A common problem from on-premise networking is still relevant in cloud environments: Determining whether a certain network path is available between two given assets. While AWS offers a built-in reachability analyzer, it only determines whether there is a direct path between two assets, e.g. an internet gateway and a certain instance:
However, it does not perform a full analysis of all potential network paths, e.g. it will not show you a load balancer forwarding packets from the Internet to a target system – which may be relevant if your leading question (maybe even from a security perspective) was whether a system is internet-exposed in any way:
Performing this analysis manually requires you to review a variety of networking functions and their relationships to each other, having to juggle as many IDs or, at least, if your cloud maturity allows that, consistent names. If we add modern overlay networking or service mesh solutions like Calico or Istio to mix, a platform-based analysis becomes even harder and we need to juggle even more dashboards for manual analysis.

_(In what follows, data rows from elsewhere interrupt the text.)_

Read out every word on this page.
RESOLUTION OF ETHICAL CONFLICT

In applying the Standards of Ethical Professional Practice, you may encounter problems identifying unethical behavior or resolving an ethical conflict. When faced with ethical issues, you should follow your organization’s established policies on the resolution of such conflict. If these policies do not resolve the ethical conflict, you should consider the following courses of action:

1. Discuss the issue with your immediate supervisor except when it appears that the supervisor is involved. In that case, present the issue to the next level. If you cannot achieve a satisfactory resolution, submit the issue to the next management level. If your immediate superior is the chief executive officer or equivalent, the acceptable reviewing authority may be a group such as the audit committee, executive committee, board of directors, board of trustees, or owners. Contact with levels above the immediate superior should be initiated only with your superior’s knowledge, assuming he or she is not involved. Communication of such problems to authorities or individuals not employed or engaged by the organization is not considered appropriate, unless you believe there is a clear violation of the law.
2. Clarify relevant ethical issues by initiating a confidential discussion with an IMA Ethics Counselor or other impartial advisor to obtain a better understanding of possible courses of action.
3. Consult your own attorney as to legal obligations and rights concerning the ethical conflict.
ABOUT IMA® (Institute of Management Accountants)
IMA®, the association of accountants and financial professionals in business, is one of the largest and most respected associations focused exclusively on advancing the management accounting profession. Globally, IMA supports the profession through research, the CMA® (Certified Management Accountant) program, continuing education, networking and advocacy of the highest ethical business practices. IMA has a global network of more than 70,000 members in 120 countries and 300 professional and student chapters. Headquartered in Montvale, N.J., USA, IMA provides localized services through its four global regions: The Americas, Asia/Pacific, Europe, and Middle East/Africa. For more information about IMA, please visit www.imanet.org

Basic network elements for typical connectivity comprise VPCs, subnets, routing tables, NAT/internet gateways, network ACLs, and security groups. All of those are managed as part of the VPC service, however, to comprehensively determine whether a system might be exposed to a certain source, you also have to look at advanced network elements such as transit gateways, firewalls, peering, endpoints, load balancers, API gateways or even application-level constructs like data streams or message queues.
Modeling all of those elements and performing path analysis is a (directed) graph problem that grows in complexity with the size of your cloud environment. There are a few great open tools (cloudmapper and cartography) available that may support your effort by visualizing all existing infrastructure in your account. You will need to also differentiate between the graph of cloud elements (which would show a security group associated with an instance) and a network graph (which may be used to determine whether two instances can reach each other based on their associated security groups), like illustrated below:
With all the awareness for network complexity you gained from this post we can summarize relevant areas for your cloud network (security) management:
- Ensure that your teams have both network fundamental understanding and cloud networking skills and that you support their continuous learning journey around it!
- Understand graphs and why they are important for cloud environments – or even any reasonably complex environment.
- Evaluate whether your existing tool stacks cover all of your cloud assets and whether they can sufficiently support your analysis needs.